At the height of her addiction, Ruby would have about seven vapes in a draw next to her bed.
“It seriously becomes an issue when it’s the first thing you think of when you wake up in the morning,” she said.
“You wake up and go ‘where is it? where is my vape?’ and it’s the last thing you do before you go to bed. You know like ‘I’ll just have one more hit of the vape.’”
“I would pass out a lot. I would be super light-headed, super dizzy. I’d be on the floor in a minute, you know, complete loss of consciousness,” she said.
Ruby’s desperation to get her hands on a vape became so bad she would go through the rubbish bin without a second-thought.

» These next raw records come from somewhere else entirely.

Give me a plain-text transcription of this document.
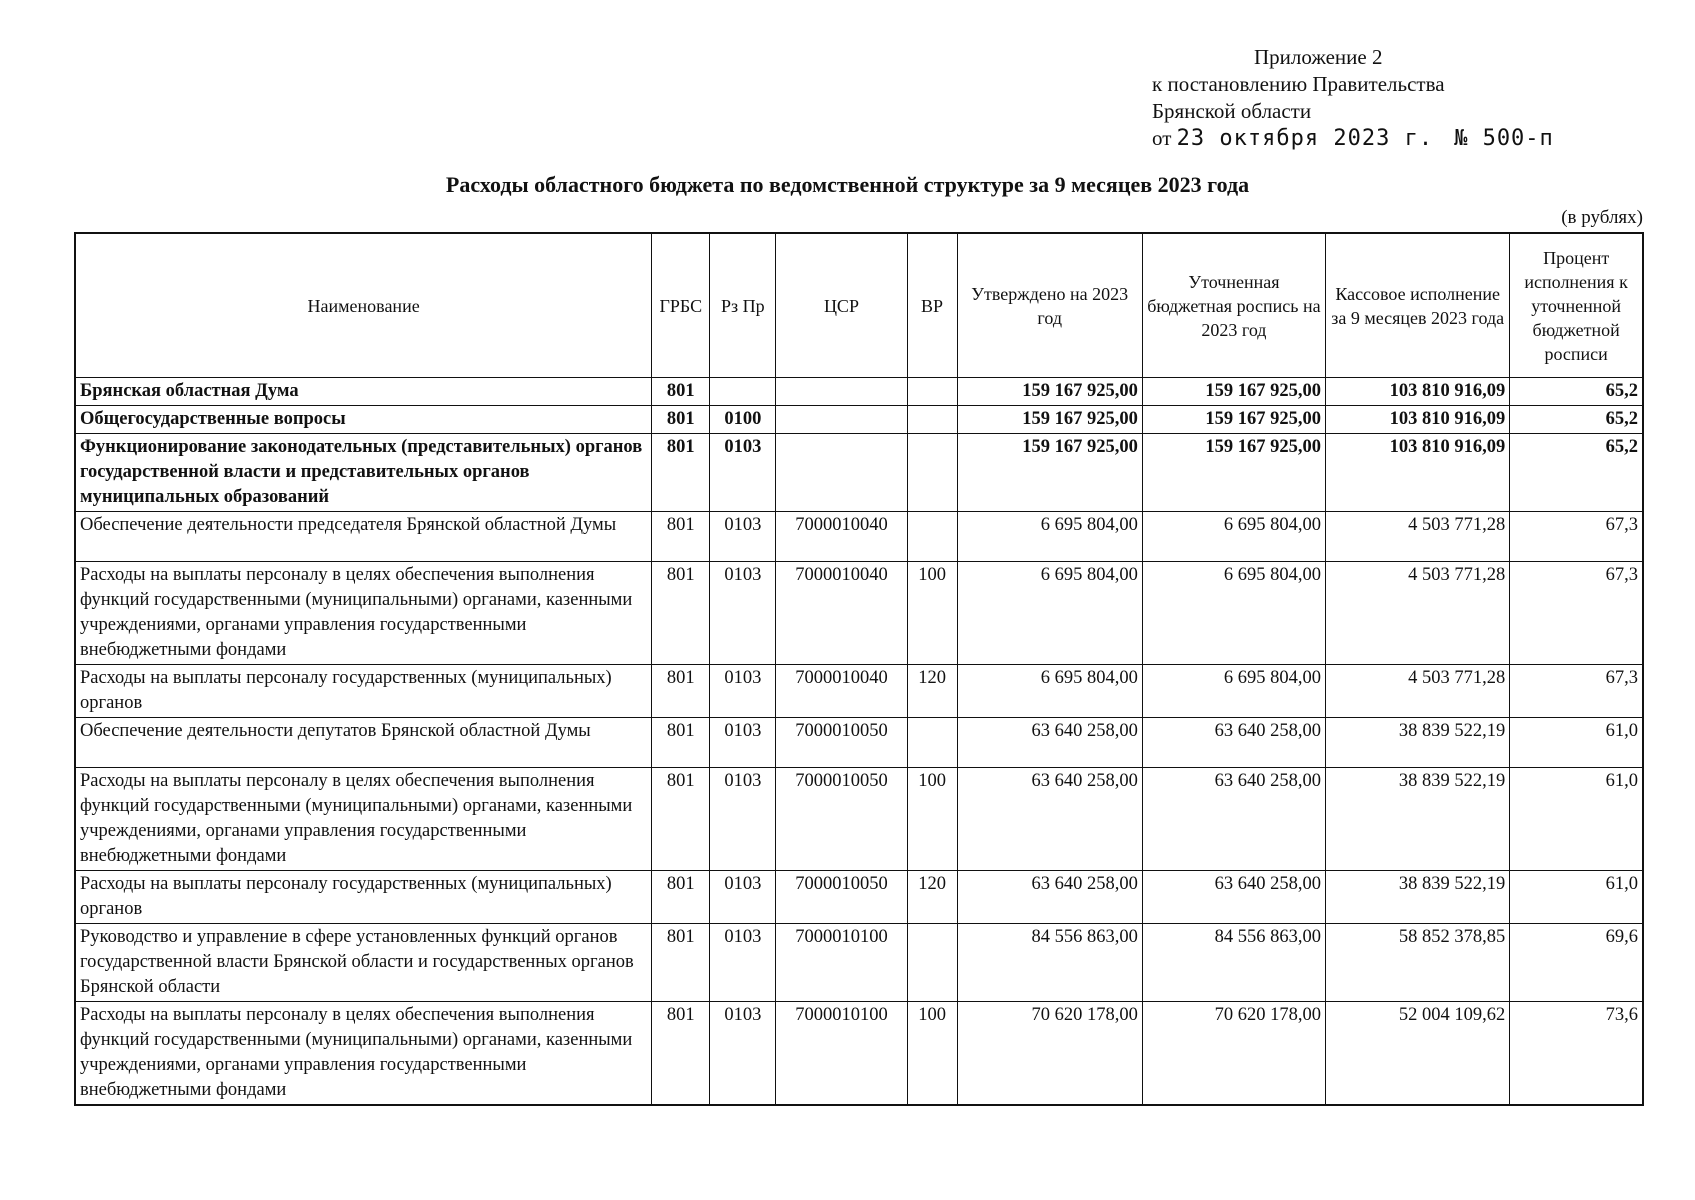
Приложение 2
к постановлению Правительства
Брянской области
от 23 октября 2023 г. № 500-п
Расходы областного бюджета по ведомственной структуре за 9 месяцев 2023 года
(в рублях)
Наименование	ГРБС	Рз Пр	ЦСР	ВР	Утверждено на 2023 год	Уточненная бюджетная роспись на 2023 год	Кассовое исполнение за 9 месяцев 2023 года	Процент исполнения к уточненной бюджетной росписи
Брянская областная Дума	801				159 167 925,00	159 167 925,00	103 810 916,09	65,2
Общегосударственные вопросы	801	0100			159 167 925,00	159 167 925,00	103 810 916,09	65,2
Функционирование законодательных (представительных) органов государственной власти и представительных органов муниципальных образований	801	0103			159 167 925,00	159 167 925,00	103 810 916,09	65,2
Обеспечение деятельности председателя Брянской областной Думы	801	0103	7000010040		6 695 804,00	6 695 804,00	4 503 771,28	67,3
Расходы на выплаты персоналу в целях обеспечения выполнения функций государственными (муниципальными) органами, казенными учреждениями, органами управления государственными внебюджетными фондами	801	0103	7000010040	100	6 695 804,00	6 695 804,00	4 503 771,28	67,3
Расходы на выплаты персоналу государственных (муниципальных) органов	801	0103	7000010040	120	6 695 804,00	6 695 804,00	4 503 771,28	67,3
Обеспечение деятельности депутатов Брянской областной Думы	801	0103	7000010050		63 640 258,00	63 640 258,00	38 839 522,19	61,0
Расходы на выплаты персоналу в целях обеспечения выполнения функций государственными (муниципальными) органами, казенными учреждениями, органами управления государственными внебюджетными фондами	801	0103	7000010050	100	63 640 258,00	63 640 258,00	38 839 522,19	61,0
Расходы на выплаты персоналу государственных (муниципальных) органов	801	0103	7000010050	120	63 640 258,00	63 640 258,00	38 839 522,19	61,0
Руководство и управление в сфере установленных функций органов государственной власти Брянской области и государственных органов Брянской области	801	0103	7000010100		84 556 863,00	84 556 863,00	58 852 378,85	69,6
Расходы на выплаты персоналу в целях обеспечения выполнения функций государственными (муниципальными) органами, казенными учреждениями, органами управления государственными внебюджетными фондами	801	0103	7000010100	100	70 620 178,00	70 620 178,00	52 004 109,62	73,6
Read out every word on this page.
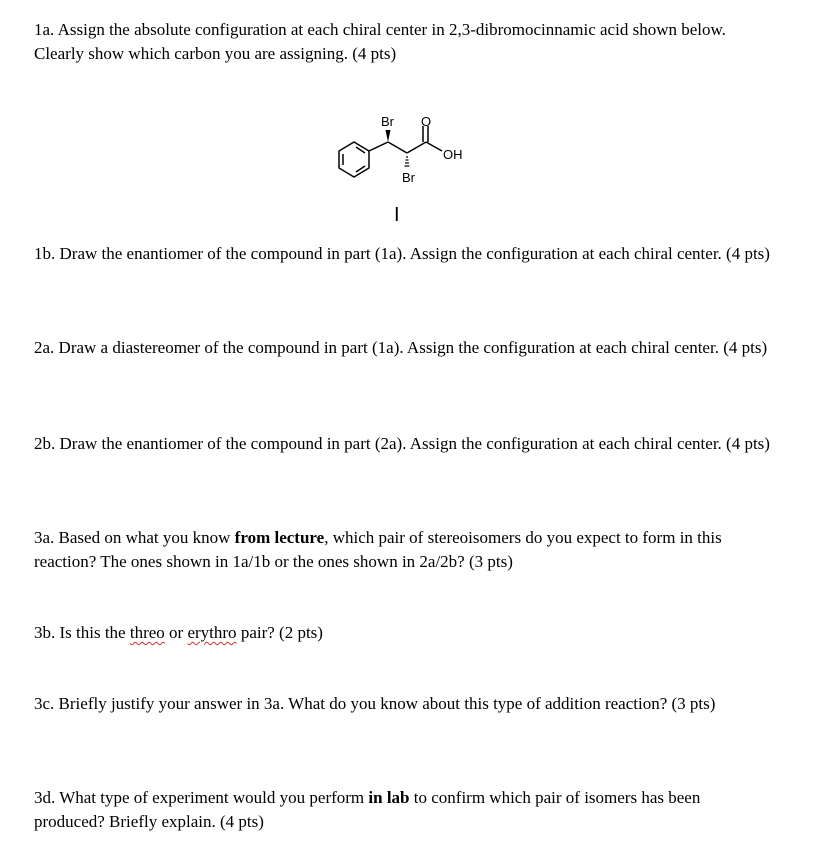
1a. Assign the absolute configuration at each chiral center in 2,3-dibromocinnamic acid shown below. Clearly show which carbon you are assigning. (4 pts)
Br O
OH
Br
I
1b. Draw the enantiomer of the compound in part (1a). Assign the configuration at each chiral center. (4 pts)
2a. Draw a diastereomer of the compound in part (1a). Assign the configuration at each chiral center. (4 pts)
2b. Draw the enantiomer of the compound in part (2a). Assign the configuration at each chiral center. (4 pts)
3a. Based on what you know from lecture, which pair of stereoisomers do you expect to form in this reaction? The ones shown in 1a/1b or the ones shown in 2a/2b? (3 pts)
3b. Is this the threo or erythro pair? (2 pts)
3c. Briefly justify your answer in 3a. What do you know about this type of addition reaction? (3 pts)
3d. What type of experiment would you perform in lab to confirm which pair of isomers has been produced? Briefly explain. (4 pts)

“There was a dead rabbit with its head cut off and right next to it is the vape,” she said, reflecting. “I’m not even like ‘ew’, nope, I reach my hand in there. I’m like ‘this is so good, I’m so happy I found this’. No hesitation. Disgusting. It’s so embarrassing.”

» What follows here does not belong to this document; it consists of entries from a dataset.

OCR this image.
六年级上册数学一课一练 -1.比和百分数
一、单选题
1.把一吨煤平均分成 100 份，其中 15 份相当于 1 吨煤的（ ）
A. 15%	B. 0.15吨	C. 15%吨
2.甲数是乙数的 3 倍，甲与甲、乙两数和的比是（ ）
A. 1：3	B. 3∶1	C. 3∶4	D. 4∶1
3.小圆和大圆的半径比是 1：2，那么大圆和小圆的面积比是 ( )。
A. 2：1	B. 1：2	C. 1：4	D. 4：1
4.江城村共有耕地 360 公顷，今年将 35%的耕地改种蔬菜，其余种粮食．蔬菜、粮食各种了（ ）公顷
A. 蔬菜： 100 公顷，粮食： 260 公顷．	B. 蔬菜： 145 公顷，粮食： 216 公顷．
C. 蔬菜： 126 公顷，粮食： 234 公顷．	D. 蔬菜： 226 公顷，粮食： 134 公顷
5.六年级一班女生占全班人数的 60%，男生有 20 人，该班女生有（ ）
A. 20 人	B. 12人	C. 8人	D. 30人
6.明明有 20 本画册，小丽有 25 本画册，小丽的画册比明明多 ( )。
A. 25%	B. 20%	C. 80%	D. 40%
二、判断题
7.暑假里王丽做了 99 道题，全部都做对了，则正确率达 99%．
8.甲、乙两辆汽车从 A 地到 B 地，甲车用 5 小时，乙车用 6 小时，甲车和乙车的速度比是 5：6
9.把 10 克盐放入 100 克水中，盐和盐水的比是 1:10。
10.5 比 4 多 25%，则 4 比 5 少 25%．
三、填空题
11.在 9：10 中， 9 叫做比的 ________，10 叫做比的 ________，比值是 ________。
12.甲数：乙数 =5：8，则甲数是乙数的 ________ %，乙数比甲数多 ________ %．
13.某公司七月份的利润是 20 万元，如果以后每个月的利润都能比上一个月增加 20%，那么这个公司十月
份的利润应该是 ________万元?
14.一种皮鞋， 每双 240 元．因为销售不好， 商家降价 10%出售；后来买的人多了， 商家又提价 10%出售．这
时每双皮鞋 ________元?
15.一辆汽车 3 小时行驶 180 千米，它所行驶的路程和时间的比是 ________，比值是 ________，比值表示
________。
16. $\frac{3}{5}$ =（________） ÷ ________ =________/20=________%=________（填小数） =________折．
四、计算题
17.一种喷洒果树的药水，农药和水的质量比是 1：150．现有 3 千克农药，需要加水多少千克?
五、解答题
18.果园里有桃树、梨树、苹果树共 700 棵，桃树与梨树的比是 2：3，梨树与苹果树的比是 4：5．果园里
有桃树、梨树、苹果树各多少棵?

Her addiction went unnoticed by her parents because it was “so easy to hide”.
“I would do it all the time at home, sometimes in front of my parents if their backs were turned it would just be quick (puff),” she said.
Sometimes the teen would be shaking at the breakfast table and while her mom Nikola would ask if she was OK, it hadn’t clicked what was going on.

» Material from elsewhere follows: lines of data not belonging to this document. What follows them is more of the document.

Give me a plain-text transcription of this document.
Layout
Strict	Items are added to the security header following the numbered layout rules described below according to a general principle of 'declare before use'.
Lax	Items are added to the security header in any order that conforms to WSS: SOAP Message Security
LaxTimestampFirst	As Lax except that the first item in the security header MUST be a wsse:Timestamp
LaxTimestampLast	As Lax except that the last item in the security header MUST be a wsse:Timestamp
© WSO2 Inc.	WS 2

Nikola works for NSW Cancer Council, a non-profit organization that wants retailers to be banned from selling nicotine and non-nicotine e-cigarettes to all ages.
Ruby eventually came clean to her mom and was grateful her response was not to get “super angry” but instead support her recovery.
“We’re looking out for the usual things you look out for with your kids so we’re looking out for cigarette smells, looking for changes in behavior in case their drug affected, if there’s any alcohol but with vapes there’s literally no sign at all,” Nikola said.
Health authorities are concerned vaping a “gateway” to smoking in youth and exposure to nicotine in adolescents could have long-term consequences for brain development.
Importing nicotine vaping products, such as nicotine e-cigarettes, nicotine pods and liquid nicotine without a prescription from an Australian doctor became illegal in October last year.
Disposable Vapes Pen It means Australians without a prescription can no longer order vapes from overseas websites.